- 12 raw shrimp
- 2 bulb of lemongrass
- 2 kaffir leaves
- 3 red chilis
- 1 lime
- 1 galangal
- 1 L of water
- 50 g of coriander
- 2 tomatoes or 100 g of cherry tomatoes
- 1 box of straw mushrooms
- 1 cube of chicken broth
- 2 tablespoons of nuoc mam sauce
- 1 tablespoons of Thai chili paste
- 1 ½ tablespoons of sugar
Flatten citronella and cut them diagonally, then remove the stem leaves of kaffir.Cut into thin slices galangal and tomatoes into quarters and mushrooms in half.
In a large saucepan put 1 L of water, the chicken broth, the bulb of lemongrass, kaffir leaves, galangal and cook over high heat until boiling.

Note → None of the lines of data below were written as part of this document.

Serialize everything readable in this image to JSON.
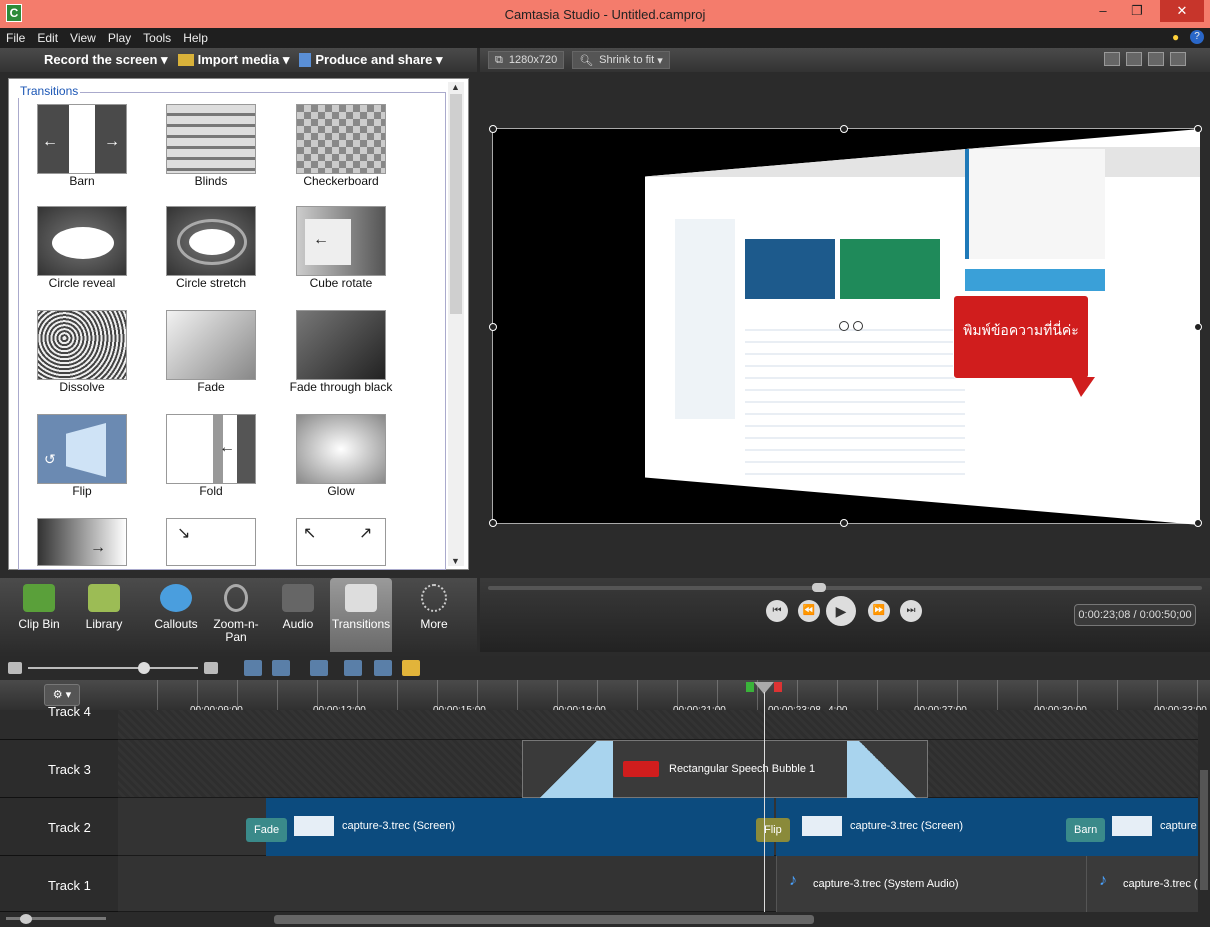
{
  "window": {
    "title": "Camtasia Studio - Untitled.camproj",
    "logo": "C"
  },
  "menu": [
    "File",
    "Edit",
    "View",
    "Play",
    "Tools",
    "Help"
  ],
  "toolbar": {
    "record": "Record the screen ▾",
    "import": "Import media ▾",
    "produce": "Produce and share ▾"
  },
  "preview_toolbar": {
    "size": "1280x720",
    "zoom": "Shrink to fit"
  },
  "transitions": {
    "legend": "Transitions",
    "items": [
      {
        "label": "Barn"
      },
      {
        "label": "Blinds"
      },
      {
        "label": "Checkerboard"
      },
      {
        "label": "Circle reveal"
      },
      {
        "label": "Circle stretch"
      },
      {
        "label": "Cube rotate"
      },
      {
        "label": "Dissolve"
      },
      {
        "label": "Fade"
      },
      {
        "label": "Fade through black"
      },
      {
        "label": "Flip"
      },
      {
        "label": "Fold"
      },
      {
        "label": "Glow"
      }
    ]
  },
  "tabs": [
    {
      "label": "Clip Bin"
    },
    {
      "label": "Library"
    },
    {
      "label": "Callouts"
    },
    {
      "label": "Zoom-n-Pan"
    },
    {
      "label": "Audio"
    },
    {
      "label": "Transitions"
    },
    {
      "label": "More"
    }
  ],
  "player": {
    "time": "0:00:23;08 / 0:00:50;00"
  },
  "callout_text": "พิมพ์ข้อความที่นี่ค่ะ",
  "timeline": {
    "ticks": [
      "00:00:09;00",
      "00:00:12;00",
      "00:00:15;00",
      "00:00:18;00",
      "00:00:21;00",
      "00:00:23;08",
      "4;00",
      "00:00:27;00",
      "00:00:30;00",
      "00:00:33;00"
    ],
    "tracks": [
      {
        "name": "Track 4"
      },
      {
        "name": "Track 3"
      },
      {
        "name": "Track 2"
      },
      {
        "name": "Track 1"
      }
    ],
    "callout_clip": "Rectangular Speech Bubble 1",
    "screen_clip_1": "capture-3.trec (Screen)",
    "screen_clip_2": "capture-3.trec (Screen)",
    "screen_clip_3": "capture",
    "audio_clip_1": "capture-3.trec (System Audio)",
    "audio_clip_2": "capture-3.trec (",
    "badges": {
      "fade": "Fade",
      "flip": "Flip",
      "barn": "Barn"
    }
  }
}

Shell the shrimp, leaving only the tail and then incise the back of the shrimpand remove the black vein. Add the mushrooms and shrimp in the pan and let simmer 10 minutes.
In a bowl put the chilli paste, add a little broth to dilute well then pour into the pan and add the nuoc mam sauce, the sugar and mix.
Flatten red chilis and cut them diagonally and add them and the tomatoes to the pan then let simmer 5 minutes over medium heat.